Right now, what is needed most in Syria is peace. But ultimately, the Syrian people need something else. They need, they deserve, justice.

Syrian security forces have deliberately shelled civilian areas, shattered communities and torn families apart. Reliable reports indicate armed opposition groups were involved in the execution of prisoners and in attacks that killed civilians.

Those responsible for what has happened in Syria must be punished.

When the UN Commission of Inquiry on Syria reported in February 2012, it gave the UN High Commissioner for Human Rights a sealed envelope containing the names of those responsible for crimes against humanity.

Last week saw former Liberian head of state Charles Taylor convicted of war crimes. The month before, the International Criminal Court delivered its first conviction – a Congolese warlord.

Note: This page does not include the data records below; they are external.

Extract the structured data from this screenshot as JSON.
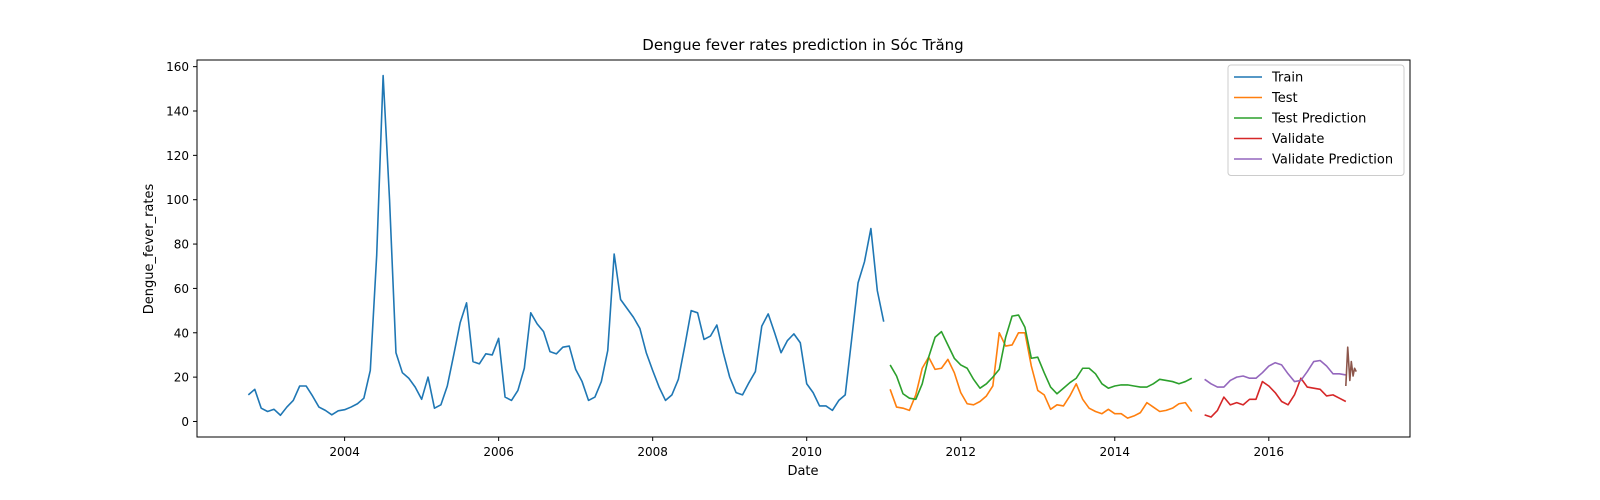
{
  "chart_data": {
    "type": "line",
    "title": "Dengue fever rates prediction in Sóc Trăng",
    "xlabel": "Date",
    "ylabel": "Dengue_fever_rates",
    "xlim": [
      "2002-02-01",
      "2017-11-01"
    ],
    "ylim": [
      -7,
      163
    ],
    "yticks": [
      0,
      20,
      40,
      60,
      80,
      100,
      120,
      140,
      160
    ],
    "xticks": [
      "2004-01-01",
      "2006-01-01",
      "2008-01-01",
      "2010-01-01",
      "2012-01-01",
      "2014-01-01",
      "2016-01-01"
    ],
    "xtick_labels": [
      "2004",
      "2006",
      "2008",
      "2010",
      "2012",
      "2014",
      "2016"
    ],
    "grid": false,
    "legend_position": "top-right",
    "series": [
      {
        "name": "Train",
        "color": "#1f77b4",
        "x": [
          "2002-10",
          "2002-11",
          "2002-12",
          "2003-01",
          "2003-02",
          "2003-03",
          "2003-04",
          "2003-05",
          "2003-06",
          "2003-07",
          "2003-08",
          "2003-09",
          "2003-10",
          "2003-11",
          "2003-12",
          "2004-01",
          "2004-02",
          "2004-03",
          "2004-04",
          "2004-05",
          "2004-06",
          "2004-07",
          "2004-08",
          "2004-09",
          "2004-10",
          "2004-11",
          "2004-12",
          "2005-01",
          "2005-02",
          "2005-03",
          "2005-04",
          "2005-05",
          "2005-06",
          "2005-07",
          "2005-08",
          "2005-09",
          "2005-10",
          "2005-11",
          "2005-12",
          "2006-01",
          "2006-02",
          "2006-03",
          "2006-04",
          "2006-05",
          "2006-06",
          "2006-07",
          "2006-08",
          "2006-09",
          "2006-10",
          "2006-11",
          "2006-12",
          "2007-01",
          "2007-02",
          "2007-03",
          "2007-04",
          "2007-05",
          "2007-06",
          "2007-07",
          "2007-08",
          "2007-09",
          "2007-10",
          "2007-11",
          "2007-12",
          "2008-01",
          "2008-02",
          "2008-03",
          "2008-04",
          "2008-05",
          "2008-06",
          "2008-07",
          "2008-08",
          "2008-09",
          "2008-10",
          "2008-11",
          "2008-12",
          "2009-01",
          "2009-02",
          "2009-03",
          "2009-04",
          "2009-05",
          "2009-06",
          "2009-07",
          "2009-08",
          "2009-09",
          "2009-10",
          "2009-11",
          "2009-12",
          "2010-01",
          "2010-02",
          "2010-03",
          "2010-04",
          "2010-05",
          "2010-06",
          "2010-07",
          "2010-08",
          "2010-09",
          "2010-10",
          "2010-11",
          "2010-12",
          "2011-01"
        ],
        "y": [
          12,
          14.5,
          6,
          4.5,
          5.5,
          2.8,
          6.5,
          9.5,
          16,
          16,
          11.5,
          6.5,
          5,
          3,
          4.8,
          5.3,
          6.5,
          8,
          10.5,
          23,
          75,
          156,
          100,
          31,
          22,
          19.5,
          15.5,
          10,
          20,
          6,
          7.5,
          16,
          30,
          44.5,
          53.5,
          27,
          26,
          30.5,
          30,
          37.5,
          11,
          9.5,
          14,
          24,
          49,
          44,
          40.5,
          31.5,
          30.5,
          33.5,
          34,
          23.5,
          18,
          9.5,
          11,
          18,
          32,
          75.5,
          55,
          51,
          47,
          42,
          31,
          23,
          15.5,
          9.5,
          12,
          19,
          34,
          50,
          49,
          37,
          38.5,
          43.5,
          31,
          20,
          13,
          12,
          17.5,
          22.5,
          43,
          48.5,
          40,
          31,
          36.5,
          39.5,
          35.5,
          17,
          13,
          7,
          7,
          5,
          9.5,
          12,
          37,
          62.5,
          72,
          87,
          59,
          45
        ]
      },
      {
        "name": "Test",
        "color": "#ff7f0e",
        "x": [
          "2011-02",
          "2011-03",
          "2011-04",
          "2011-05",
          "2011-06",
          "2011-07",
          "2011-08",
          "2011-09",
          "2011-10",
          "2011-11",
          "2011-12",
          "2012-01",
          "2012-02",
          "2012-03",
          "2012-04",
          "2012-05",
          "2012-06",
          "2012-07",
          "2012-08",
          "2012-09",
          "2012-10",
          "2012-11",
          "2012-12",
          "2013-01",
          "2013-02",
          "2013-03",
          "2013-04",
          "2013-05",
          "2013-06",
          "2013-07",
          "2013-08",
          "2013-09",
          "2013-10",
          "2013-11",
          "2013-12",
          "2014-01",
          "2014-02",
          "2014-03",
          "2014-04",
          "2014-05",
          "2014-06",
          "2014-07",
          "2014-08",
          "2014-09",
          "2014-10",
          "2014-11",
          "2014-12",
          "2015-01"
        ],
        "y": [
          14.5,
          6.5,
          6,
          5,
          12,
          24,
          29,
          23.5,
          24,
          28,
          22,
          13,
          8,
          7.5,
          9,
          11.5,
          16,
          40,
          34,
          34.5,
          40,
          40,
          25,
          14,
          12,
          5.5,
          7.5,
          7,
          11.5,
          17,
          10,
          6,
          4.5,
          3.5,
          5.5,
          3.5,
          3.5,
          1.5,
          2.5,
          4,
          8.5,
          6.5,
          4.5,
          5,
          6,
          8,
          8.5,
          4.5
        ]
      },
      {
        "name": "Test Prediction",
        "color": "#2ca02c",
        "x": [
          "2011-02",
          "2011-03",
          "2011-04",
          "2011-05",
          "2011-06",
          "2011-07",
          "2011-08",
          "2011-09",
          "2011-10",
          "2011-11",
          "2011-12",
          "2012-01",
          "2012-02",
          "2012-03",
          "2012-04",
          "2012-05",
          "2012-06",
          "2012-07",
          "2012-08",
          "2012-09",
          "2012-10",
          "2012-11",
          "2012-12",
          "2013-01",
          "2013-02",
          "2013-03",
          "2013-04",
          "2013-05",
          "2013-06",
          "2013-07",
          "2013-08",
          "2013-09",
          "2013-10",
          "2013-11",
          "2013-12",
          "2014-01",
          "2014-02",
          "2014-03",
          "2014-04",
          "2014-05",
          "2014-06",
          "2014-07",
          "2014-08",
          "2014-09",
          "2014-10",
          "2014-11",
          "2014-12",
          "2015-01"
        ],
        "y": [
          25.5,
          20.5,
          12.5,
          10.5,
          10,
          17,
          29,
          38,
          40.5,
          34.5,
          28.5,
          25.5,
          24,
          19,
          15,
          17,
          20,
          23.5,
          38,
          47.5,
          48,
          42.5,
          28.5,
          29,
          22,
          15.5,
          12.5,
          15,
          17.5,
          19.5,
          24,
          24,
          21.5,
          17,
          15,
          16,
          16.5,
          16.5,
          16,
          15.5,
          15.5,
          17,
          19,
          18.5,
          18,
          17,
          18,
          19.5
        ]
      },
      {
        "name": "Validate",
        "color": "#d62728",
        "x": [
          "2015-03",
          "2015-04",
          "2015-05",
          "2015-06",
          "2015-07",
          "2015-08",
          "2015-09",
          "2015-10",
          "2015-11",
          "2015-12",
          "2016-01",
          "2016-02",
          "2016-03",
          "2016-04",
          "2016-05",
          "2016-06",
          "2016-07",
          "2016-08",
          "2016-09",
          "2016-10",
          "2016-11",
          "2016-12",
          "2017-01"
        ],
        "y": [
          3,
          2,
          5,
          11,
          7.5,
          8.5,
          7.5,
          10,
          10,
          18,
          16,
          13,
          9,
          7.5,
          12,
          19.5,
          15.5,
          15,
          14.5,
          11.5,
          12,
          10.5,
          9
        ]
      },
      {
        "name": "Validate Prediction",
        "color": "#9467bd",
        "x": [
          "2015-03",
          "2015-04",
          "2015-05",
          "2015-06",
          "2015-07",
          "2015-08",
          "2015-09",
          "2015-10",
          "2015-11",
          "2015-12",
          "2016-01",
          "2016-02",
          "2016-03",
          "2016-04",
          "2016-05",
          "2016-06",
          "2016-07",
          "2016-08",
          "2016-09",
          "2016-10",
          "2016-11",
          "2016-12",
          "2017-01"
        ],
        "y": [
          19,
          17,
          15.5,
          15.5,
          18.5,
          20,
          20.5,
          19.5,
          19.5,
          22,
          25,
          26.5,
          25.5,
          21.5,
          18,
          18.5,
          22.5,
          27,
          27.5,
          25,
          21.5,
          21.5,
          21
        ]
      }
    ],
    "extra_marks": [
      {
        "color": "#8c564b",
        "x": [
          "2017-01-01",
          "2017-01-10",
          "2017-01-20",
          "2017-01-27",
          "2017-02-05",
          "2017-02-12",
          "2017-02-20"
        ],
        "y": [
          16,
          33.5,
          18.5,
          27,
          20.5,
          24,
          22.5
        ]
      }
    ]
  }
}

Many of those who committed war crimes in the former Yugoslavia and in Sierra Leone and who thought themselves safe from prosecution have been sent to prison. The same must happen, however long it takes, for the war criminals of Syria – regardless of whether they killed to protect, or to overthrow, the Assad government.

The international community has a habit of promising, in the aftermath of atrocity and disaster, ‘never again’. We heard the same empty promises after the massacre in Srebrenica and the systematic slaughter in Darfur.

But it has happened again. And unless the people responsible are brought to justice and seen to be punished –  unless the United Nations is reformed to put human rights and the protection of civilians first – it will happen again. And again. And again.